Market competition could be another element in a campaign to slow TikTok’s growth in the U.S. At the same time TikTok’s downloads surpassed those of major U.S. companies, its recent user retention rate of 39 percent compared favorably with that of Facebook’s 45 percent and Instagram’s 44 percent. Facebook chief executive Mark Zuckerberg signaled in a July speech that his company had to compete with TikTok in parts of the world where neither had made inroads. In a later talk in October, he seized on the issue of censorship to directly criticize the Chinese company, saying “on TikTok, the Chinese app growing quickly around the world, mentions of these [Hong Kong] protests are censored, even in the U.S... Is that the internet we want?”

If we can take TikTok at its word, American users of the popular app may feel their data and information is secure.

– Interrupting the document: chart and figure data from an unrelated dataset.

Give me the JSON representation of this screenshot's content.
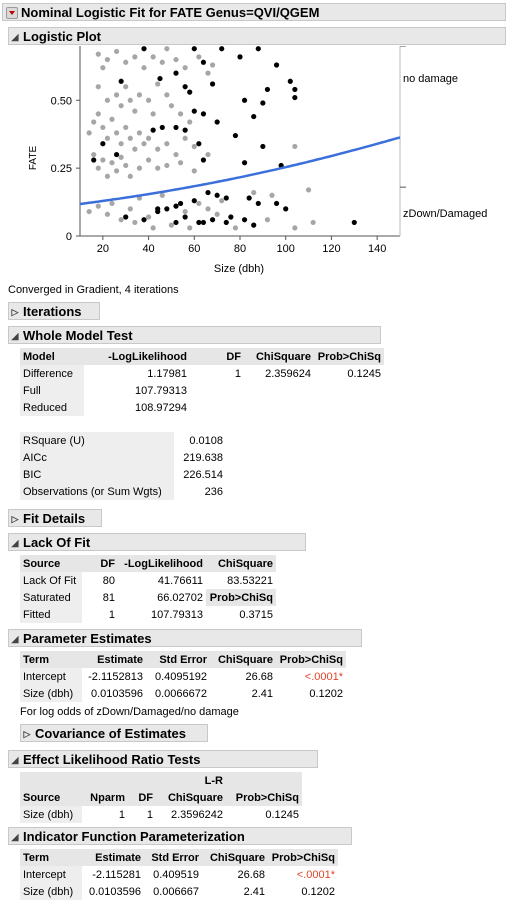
{
  "report_title": "Nominal Logistic Fit for FATE Genus=QVI/QGEM",
  "logistic_plot": {
    "header": "Logistic Plot",
    "y_axis_title": "FATE",
    "x_axis_title": "Size (dbh)",
    "y_ticks": [
      "0",
      "0.25",
      "0.50"
    ],
    "x_ticks": [
      "20",
      "40",
      "60",
      "80",
      "100",
      "120",
      "140"
    ],
    "right_labels": [
      "no damage",
      "zDown/Damaged"
    ]
  },
  "chart_data": {
    "type": "scatter",
    "xlabel": "Size (dbh)",
    "ylabel": "FATE",
    "xlim": [
      10,
      150
    ],
    "ylim": [
      0,
      0.7
    ],
    "divider_level": 0.18,
    "curve": {
      "intercept": -2.1152813,
      "slope": 0.0103596,
      "color": "#3a6fdc"
    },
    "series": [
      {
        "color": "#000000",
        "points": [
          [
            38,
            0.69
          ],
          [
            60,
            0.69
          ],
          [
            72,
            0.69
          ],
          [
            88,
            0.69
          ],
          [
            80,
            0.66
          ],
          [
            64,
            0.64
          ],
          [
            96,
            0.63
          ],
          [
            102,
            0.57
          ],
          [
            104,
            0.54
          ],
          [
            104,
            0.51
          ],
          [
            52,
            0.6
          ],
          [
            45,
            0.58
          ],
          [
            28,
            0.57
          ],
          [
            56,
            0.55
          ],
          [
            68,
            0.56
          ],
          [
            92,
            0.54
          ],
          [
            90,
            0.49
          ],
          [
            82,
            0.5
          ],
          [
            58,
            0.53
          ],
          [
            60,
            0.46
          ],
          [
            64,
            0.45
          ],
          [
            70,
            0.42
          ],
          [
            86,
            0.44
          ],
          [
            52,
            0.4
          ],
          [
            46,
            0.4
          ],
          [
            56,
            0.39
          ],
          [
            42,
            0.39
          ],
          [
            78,
            0.37
          ],
          [
            62,
            0.34
          ],
          [
            90,
            0.33
          ],
          [
            64,
            0.28
          ],
          [
            82,
            0.27
          ],
          [
            98,
            0.26
          ],
          [
            16,
            0.28
          ],
          [
            20,
            0.34
          ],
          [
            26,
            0.3
          ],
          [
            70,
            0.15
          ],
          [
            66,
            0.16
          ],
          [
            74,
            0.14
          ],
          [
            84,
            0.14
          ],
          [
            88,
            0.12
          ],
          [
            60,
            0.13
          ],
          [
            52,
            0.11
          ],
          [
            48,
            0.1
          ],
          [
            44,
            0.09
          ],
          [
            56,
            0.07
          ],
          [
            68,
            0.06
          ],
          [
            76,
            0.07
          ],
          [
            100,
            0.1
          ],
          [
            96,
            0.12
          ],
          [
            82,
            0.06
          ],
          [
            62,
            0.05
          ],
          [
            30,
            0.07
          ],
          [
            38,
            0.06
          ],
          [
            52,
            0.05
          ],
          [
            74,
            0.05
          ],
          [
            130,
            0.05
          ],
          [
            44,
            0.1
          ],
          [
            54,
            0.12
          ],
          [
            64,
            0.05
          ],
          [
            86,
            0.04
          ]
        ]
      },
      {
        "color": "#a6a6a6",
        "points": [
          [
            18,
            0.67
          ],
          [
            20,
            0.62
          ],
          [
            22,
            0.65
          ],
          [
            26,
            0.68
          ],
          [
            30,
            0.64
          ],
          [
            34,
            0.66
          ],
          [
            38,
            0.62
          ],
          [
            42,
            0.66
          ],
          [
            46,
            0.64
          ],
          [
            48,
            0.69
          ],
          [
            52,
            0.65
          ],
          [
            56,
            0.62
          ],
          [
            62,
            0.66
          ],
          [
            66,
            0.6
          ],
          [
            68,
            0.63
          ],
          [
            18,
            0.55
          ],
          [
            22,
            0.5
          ],
          [
            26,
            0.52
          ],
          [
            28,
            0.48
          ],
          [
            30,
            0.55
          ],
          [
            32,
            0.5
          ],
          [
            34,
            0.46
          ],
          [
            36,
            0.52
          ],
          [
            40,
            0.5
          ],
          [
            42,
            0.45
          ],
          [
            44,
            0.56
          ],
          [
            48,
            0.52
          ],
          [
            50,
            0.48
          ],
          [
            54,
            0.45
          ],
          [
            58,
            0.42
          ],
          [
            14,
            0.38
          ],
          [
            16,
            0.42
          ],
          [
            18,
            0.45
          ],
          [
            20,
            0.4
          ],
          [
            22,
            0.36
          ],
          [
            24,
            0.43
          ],
          [
            26,
            0.38
          ],
          [
            28,
            0.34
          ],
          [
            30,
            0.4
          ],
          [
            32,
            0.36
          ],
          [
            34,
            0.32
          ],
          [
            36,
            0.38
          ],
          [
            38,
            0.34
          ],
          [
            40,
            0.36
          ],
          [
            44,
            0.32
          ],
          [
            48,
            0.34
          ],
          [
            52,
            0.3
          ],
          [
            56,
            0.36
          ],
          [
            60,
            0.33
          ],
          [
            66,
            0.3
          ],
          [
            16,
            0.3
          ],
          [
            18,
            0.25
          ],
          [
            20,
            0.28
          ],
          [
            22,
            0.22
          ],
          [
            24,
            0.27
          ],
          [
            26,
            0.24
          ],
          [
            28,
            0.29
          ],
          [
            30,
            0.26
          ],
          [
            32,
            0.22
          ],
          [
            36,
            0.25
          ],
          [
            40,
            0.28
          ],
          [
            44,
            0.25
          ],
          [
            48,
            0.26
          ],
          [
            54,
            0.27
          ],
          [
            60,
            0.24
          ],
          [
            104,
            0.33
          ],
          [
            110,
            0.17
          ],
          [
            86,
            0.16
          ],
          [
            94,
            0.15
          ],
          [
            72,
            0.13
          ],
          [
            14,
            0.09
          ],
          [
            18,
            0.11
          ],
          [
            22,
            0.08
          ],
          [
            24,
            0.12
          ],
          [
            28,
            0.06
          ],
          [
            32,
            0.1
          ],
          [
            34,
            0.05
          ],
          [
            40,
            0.07
          ],
          [
            42,
            0.03
          ],
          [
            50,
            0.04
          ],
          [
            56,
            0.09
          ],
          [
            58,
            0.03
          ],
          [
            66,
            0.1
          ],
          [
            70,
            0.08
          ],
          [
            78,
            0.03
          ],
          [
            92,
            0.06
          ],
          [
            104,
            0.03
          ],
          [
            112,
            0.05
          ],
          [
            36,
            0.14
          ],
          [
            46,
            0.15
          ],
          [
            62,
            0.12
          ]
        ]
      }
    ]
  },
  "convergence_note": "Converged in Gradient, 4 iterations",
  "iterations": {
    "header": "Iterations"
  },
  "whole_model_test": {
    "header": "Whole Model Test",
    "columns": [
      "Model",
      "-LogLikelihood",
      "DF",
      "ChiSquare",
      "Prob>ChiSq"
    ],
    "rows": [
      [
        "Difference",
        "1.17981",
        "1",
        "2.359624",
        "0.1245"
      ],
      [
        "Full",
        "107.79313",
        "",
        "",
        ""
      ],
      [
        "Reduced",
        "108.97294",
        "",
        "",
        ""
      ]
    ],
    "stats": [
      [
        "RSquare (U)",
        "0.0108"
      ],
      [
        "AICc",
        "219.638"
      ],
      [
        "BIC",
        "226.514"
      ],
      [
        "Observations (or Sum Wgts)",
        "236"
      ]
    ]
  },
  "fit_details": {
    "header": "Fit Details"
  },
  "lack_of_fit": {
    "header": "Lack Of Fit",
    "columns": [
      "Source",
      "DF",
      "-LogLikelihood",
      "ChiSquare"
    ],
    "rows": [
      [
        "Lack Of Fit",
        "80",
        "41.76611",
        "83.53221"
      ],
      [
        "Saturated",
        "81",
        "66.02702",
        "Prob>ChiSq"
      ],
      [
        "Fitted",
        "1",
        "107.79313",
        "0.3715"
      ]
    ]
  },
  "parameter_estimates": {
    "header": "Parameter Estimates",
    "columns": [
      "Term",
      "Estimate",
      "Std Error",
      "ChiSquare",
      "Prob>ChiSq"
    ],
    "rows": [
      [
        "Intercept",
        "-2.1152813",
        "0.4095192",
        "26.68",
        "<.0001*"
      ],
      [
        "Size (dbh)",
        "0.0103596",
        "0.0066672",
        "2.41",
        "0.1202"
      ]
    ],
    "note": "For log odds of zDown/Damaged/no damage"
  },
  "covariance": {
    "header": "Covariance of Estimates"
  },
  "effect_lr_tests": {
    "header": "Effect Likelihood Ratio Tests",
    "supercol": "L-R",
    "columns": [
      "Source",
      "Nparm",
      "DF",
      "ChiSquare",
      "Prob>ChiSq"
    ],
    "rows": [
      [
        "Size (dbh)",
        "1",
        "1",
        "2.3596242",
        "0.1245"
      ]
    ]
  },
  "indicator_function": {
    "header": "Indicator Function Parameterization",
    "columns": [
      "Term",
      "Estimate",
      "Std Error",
      "ChiSquare",
      "Prob>ChiSq"
    ],
    "rows": [
      [
        "Intercept",
        "-2.115281",
        "0.409519",
        "26.68",
        "<.0001*"
      ],
      [
        "Size (dbh)",
        "0.0103596",
        "0.006667",
        "2.41",
        "0.1202"
      ]
    ]
  },
  "colors": {
    "significant_p": "#e0442a",
    "curve": "#3a6fdc",
    "header_bg": "#e8e8e8"
  }
}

But under the current political environment, the bipartisan senatorial challenge to the Chinese corporation could threaten its ability to expand or even hold its market share in the U.S. Other Chinese technology companies, with telecommunications firm Huawei Technologies and video surveillance enterprise Hikvision being the most recent examples, have been blacklisted or forced to retreat as they faced opposition on security and economic grounds. Unless TikTok can reassure both the U.S. political establishment and the general public that it is not a threat, its days as a market-leading app on American smartphones may be numbered.